To address the issue of aging, the authors introduce readers to nitric oxide (NO) – a tiny, but immensely important molecule that replenishes our non-renewable life resources and rejuvenates the blood vessels, heart, metabolism, and brain.
“Say NO to Aging” explains how people can delay aging with easy, yet powerful, lifestyle changes. Specifically, Drs. Levine provide detailed recommendations on food choices, diets, exercise, and stress reduction practices. They explain how these changes slow the aging process—and protect us against many chronic and lethal diseases, including heart disease, diabetes, and cancer. The authors show how modern science has incorporated ancient wisdom that first posited an active life lived in harmony and moderation is the healthiest possible choice that says NOto aging.
“Say NO to Aging”provides answers for two questions: “Why do we age? and “How do we defy aging?” What takes such a toll of our cells?

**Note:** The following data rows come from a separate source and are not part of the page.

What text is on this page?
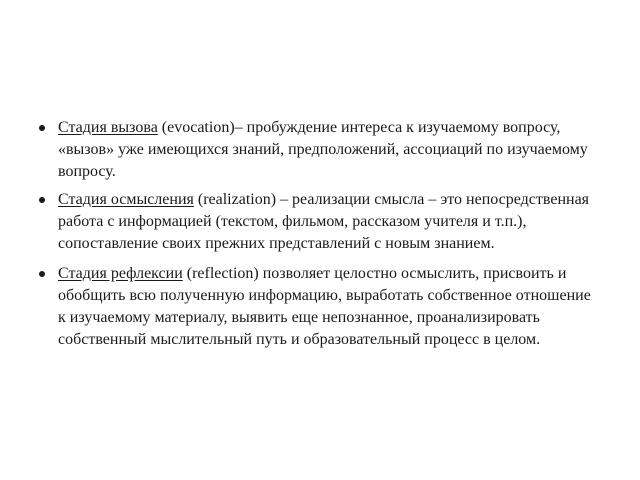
Стадия вызова (evocation)– пробуждение интереса к изучаемому вопросу, «вызов» уже имеющихся знаний, предположений, ассоциаций по изучаемому вопросу.
Стадия осмысления (realization) – реализации смысла – это непосредственная работа с информацией (текстом, фильмом, рассказом учителя и т.п.), сопоставление своих прежних представлений с новым знанием.
Стадия рефлексии (reflection) позволяет целостно осмыслить, присвоить и обобщить всю полученную информацию, выработать собственное отношение к изучаемому материалу, выявить еще непознанное, проанализировать собственный мыслительный путь и образовательный процесс в целом.
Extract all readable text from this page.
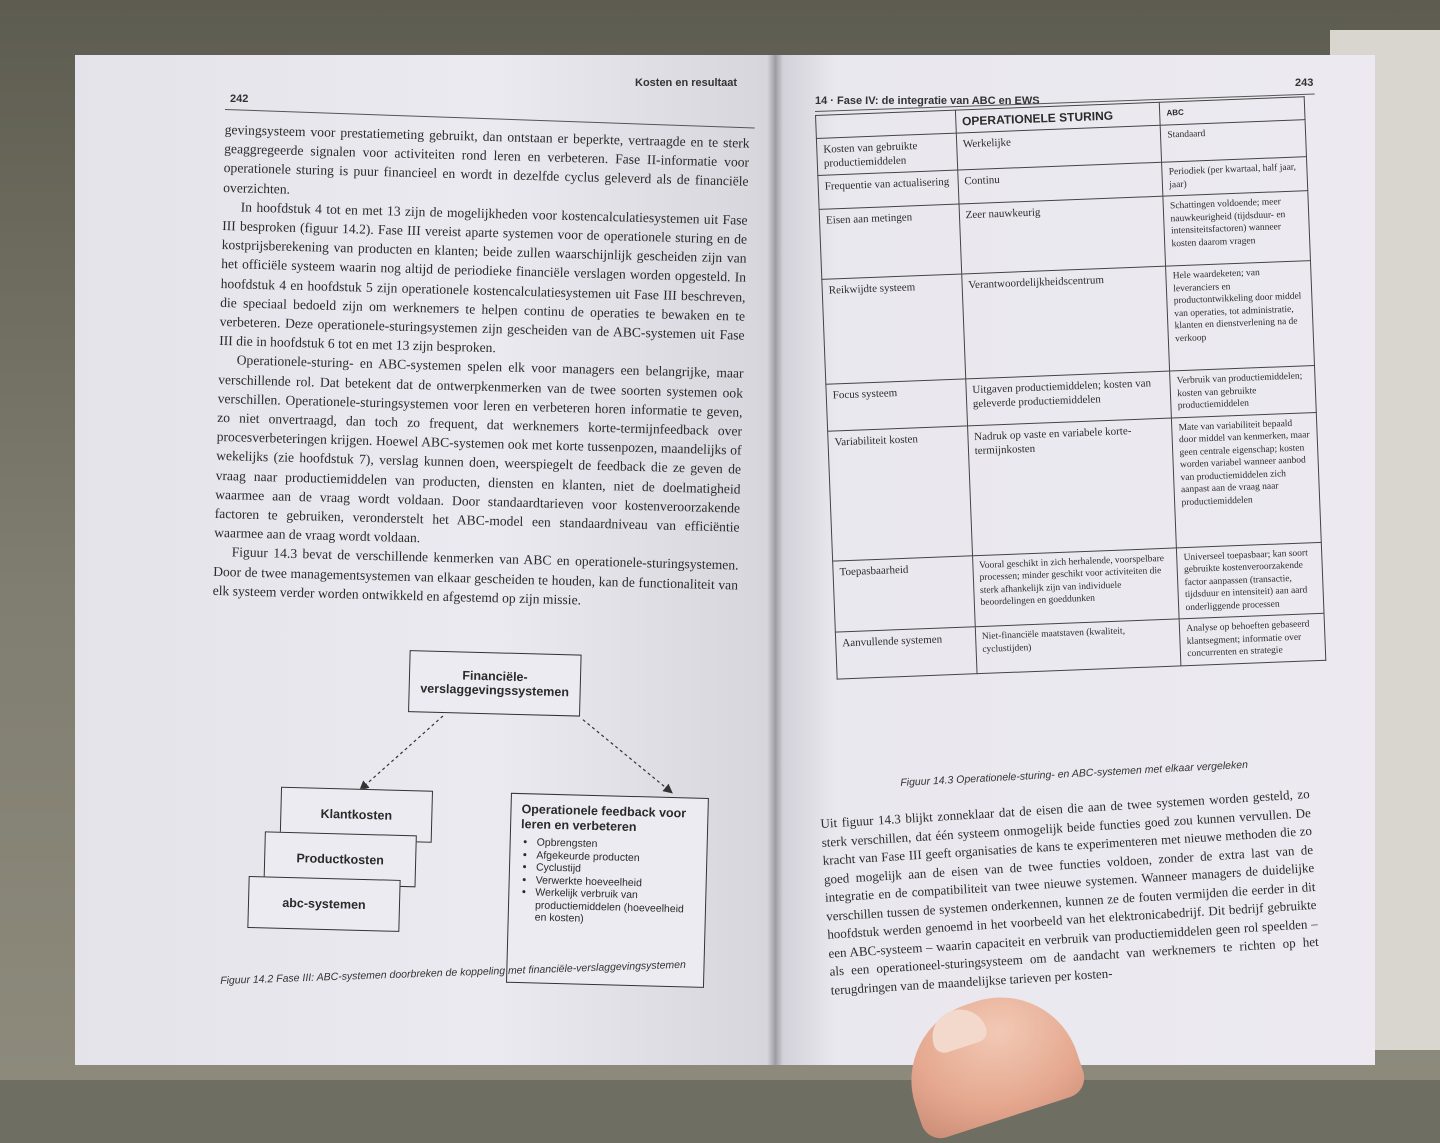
242
Kosten en resultaat

gevingsysteem voor prestatiemeting gebruikt, dan ontstaan er beperkte, vertraagde en te sterk geaggregeerde signalen voor activiteiten rond leren en verbeteren. Fase II-informatie voor operationele sturing is puur financieel en wordt in dezelfde cyclus geleverd als de financiële overzichten.

In hoofdstuk 4 tot en met 13 zijn de mogelijkheden voor kostencalculatiesystemen uit Fase III besproken (figuur 14.2). Fase III vereist aparte systemen voor de operationele sturing en de kostprijsberekening van producten en klanten; beide zullen waarschijnlijk gescheiden zijn van het officiële systeem waarin nog altijd de periodieke financiële verslagen worden opgesteld. In hoofdstuk 4 en hoofdstuk 5 zijn operationele kostencalculatiesystemen uit Fase III beschreven, die speciaal bedoeld zijn om werknemers te helpen continu de operaties te bewaken en te verbeteren. Deze operationele-sturingsystemen zijn gescheiden van de ABC-systemen uit Fase III die in hoofdstuk 6 tot en met 13 zijn besproken.

Operationele-sturing- en ABC-systemen spelen elk voor managers een belangrijke, maar verschillende rol. Dat betekent dat de ontwerpkenmerken van de twee soorten systemen ook verschillen. Operationele-sturingsystemen voor leren en verbeteren horen informatie te geven, zo niet onvertraagd, dan toch zo frequent, dat werknemers korte-termijnfeedback over procesverbeteringen krijgen. Hoewel ABC-systemen ook met korte tussenpozen, maandelijks of wekelijks (zie hoofdstuk 7), verslag kunnen doen, weerspiegelt de feedback die ze geven de vraag naar productiemiddelen van producten, diensten en klanten, niet de doelmatigheid waarmee aan de vraag wordt voldaan. Door standaardtarieven voor kostenveroorzakende factoren te gebruiken, veronderstelt het ABC-model een standaardniveau van efficiëntie waarmee aan de vraag wordt voldaan.

Figuur 14.3 bevat de verschillende kenmerken van ABC en operationele-sturingsystemen. Door de twee managementsystemen van elkaar gescheiden te houden, kan de functionaliteit van elk systeem verder worden ontwikkeld en afgestemd op zijn missie.

Financiële-verslaggevingssystemen
Klantkosten
Productkosten
abc-systemen
Operationele feedback voor leren en verbeteren
• Opbrengsten
• Afgekeurde producten
• Cyclustijd
• Verwerkte hoeveelheid
• Werkelijk verbruik van productiemiddelen (hoeveelheid en kosten)
Figuur 14.2 Fase III: ABC-systemen doorbreken de koppeling met financiële-verslaggevingsystemen
14 · Fase IV: de integratie van ABC en EWS
243
	OPERATIONELE STURING	ABC
Kosten van gebruikte productiemiddelen	Werkelijke	Standaard
Frequentie van actualisering	Continu	Periodiek (per kwartaal, half jaar, jaar)
Eisen aan metingen	Zeer nauwkeurig	Schattingen voldoende; meer nauwkeurigheid (tijdsduur- en intensiteitsfactoren) wanneer kosten daarom vragen
Reikwijdte systeem	Verantwoordelijkheidscentrum	Hele waardeketen; van leveranciers en productontwikkeling door middel van operaties, tot administratie, klanten en dienstverlening na de verkoop
Focus systeem	Uitgaven productiemiddelen; kosten van geleverde productiemiddelen	Verbruik van productiemiddelen; kosten van gebruikte productiemiddelen
Variabiliteit kosten	Nadruk op vaste en variabele korte-termijnkosten	Mate van variabiliteit bepaald door middel van kenmerken, maar geen centrale eigenschap; kosten worden variabel wanneer aanbod van productiemiddelen zich aanpast aan de vraag naar productiemiddelen
Toepasbaarheid	Vooral geschikt in zich herhalende, voorspelbare processen; minder geschikt voor activiteiten die sterk afhankelijk zijn van individuele beoordelingen en goeddunken	Universeel toepasbaar; kan soort gebruikte kostenveroorzakende factor aanpassen (transactie, tijdsduur en intensiteit) aan aard onderliggende processen
Aanvullende systemen	Niet-financiële maatstaven (kwaliteit, cyclustijden)	Analyse op behoeften gebaseerd klantsegment; informatie over concurrenten en strategie
Figuur 14.3 Operationele-sturing- en ABC-systemen met elkaar vergeleken

Uit figuur 14.3 blijkt zonneklaar dat de eisen die aan de twee systemen worden gesteld, zo sterk verschillen, dat één systeem onmogelijk beide functies goed zou kunnen vervullen. De kracht van Fase III geeft organisaties de kans te experimenteren met nieuwe methoden die zo goed mogelijk aan de eisen van de twee functies voldoen, zonder de extra last van de integratie en de compatibiliteit van twee nieuwe systemen. Wanneer managers de duidelijke verschillen tussen de systemen onderkennen, kunnen ze de fouten vermijden die eerder in dit hoofdstuk werden genoemd in het voorbeeld van het elektronicabedrijf. Dit bedrijf gebruikte een ABC-systeem – waarin capaciteit en verbruik van productiemiddelen geen rol speelden – als een operationeel-sturingsysteem om de aandacht van werknemers te richten op het terugdringen van de maandelijkse tarieven per kosten-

“Say NO to Aging”has a surprising explanation: mundane things like overeating, overweight, stress, toxins, injuries, infection, inflammation, inactivity, and poor sleep. The book reviews examples of chronic diseases of aging:
- How coronary risk factors (cholesterol, smoking, etc.) pave the way to early high blood pressure, atherosclerosis, and heart attacks
- Why obesity often leads to diabetes
- Why heart failure develops
- Why smoking often leads to emphysema or early lung cancer
- How a knee injury can cause premature arthritis in that knee
Consequently, the book also focuses on how“industrialized societies are increasingly plagued with overweight and obesity and how this is a modern phenomenon, since our gene pool clearly has not changed over the last century.” Accordingly, the authors note that, “excessive energy (caloric) intake coupled with insufficient energy expenditure (we eat too much and move too little) has impacted our energy equation.
About the Authors
Dr. Barry Levine is the Chief Medical Officer, A.B.L.E. Medical Consulting. He is Professor of Medicine at Drexel University College of Medicine in Philadelphia, PA. He is board-certified in Internal Medicine and Cardiovascular Disease. Dr. Levine has been the principal investigator of and has participated in numerous clinical trials. He has authored many articles (139), and has created a variety of media presentations on coronary heart disease, heart failure, hypertension, dyslipidemia, arrhythmias, the metabolic syndrome, diabetes, sleep disorders, and pulmonary hypertension.
Dr. Arlene Bradley Levine, is CEO, A.B.L.E. Medical Consulting. She is board-certified in Internal Medicine and Cardiovascular Diseases. She has worked and done research as a physical chemist, an interventional cardiologist, and as a heart failure and transplant cardiologist. She has a strong interest in preventive cardiology and exercise physiology.